Reforms are needed to ensure that voters are not asked to decide on proposals which can’t be implemented and which have to be annulled. Preventive rules could help in order to set the conditions for applying an initiative once it has been approved by voters.

Then there is the issue of how citizen’s signatures, which are needed to force nationwide votes, are gathered. The internet era has opened new possibilities for campaigning.

It is apparently possible to win the support up to 10,000 citizens in one day if a topic has strong public appeal and with the necessary marketing instruments.

In other words, it wouldn’t take more than two weeks to collect the necessary number of signatures [at least 100,000 to be collected within 18 months under current law].

These new technical possibilities undoubtedly have a huge impact on the process of opinion-shaping. It will lead to a debate about whether the current system of signature-collecting, dating back to the 19th century, needs an overhaul.

swissinfo.ch: This suggests that the fight over democratic rights continues. What are the best conditions for a functioning and robust democracy?

C.L.: It is not just a foreign audience that has to be reminded that citizen’s participation did not fall from the sky in Switzerland. The idea that the country has been living comfortably in a system of direct democracy since 1291 is wrong.

In reality, the Liberals won their first big victories for democracy in the Swiss cantons back in 1830. Switzerland became a pioneer of representative democracy with the first federal constitution in 1848.

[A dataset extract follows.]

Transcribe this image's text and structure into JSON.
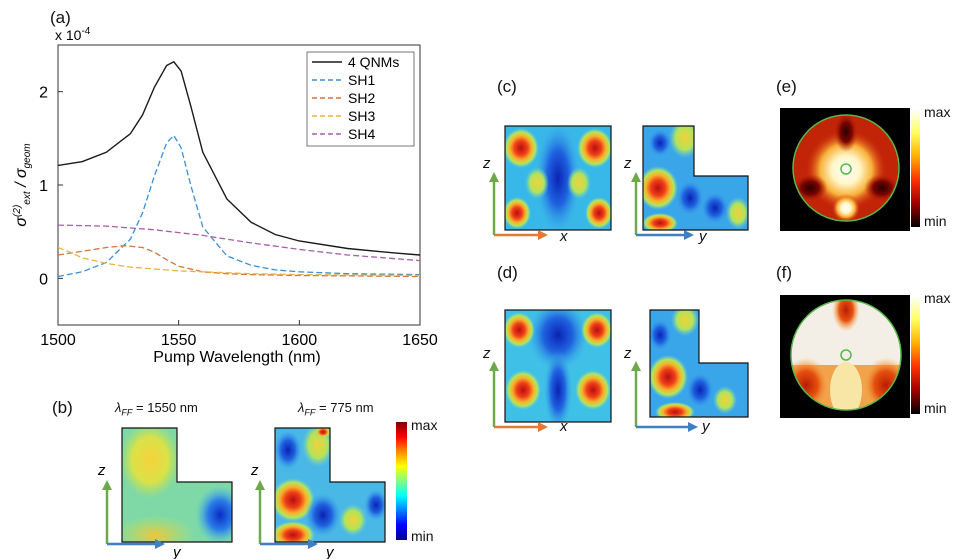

Movements fighting for more democracy, freedom, social justice, environmental rights or gender equality have often existed before political parties tackled these issues.

These civil society groups never cease to believe in the possibilities of direct democracy and in the advantages of democracy.

The political parties, associations or the media have their specific roles organising, implementing and covering the process of direct democracy. But civil society is the main driver of democratization and of the public awareness.

These groups help us redefine regularly our understanding of democracy. This is fundamental for the functioning of the political system.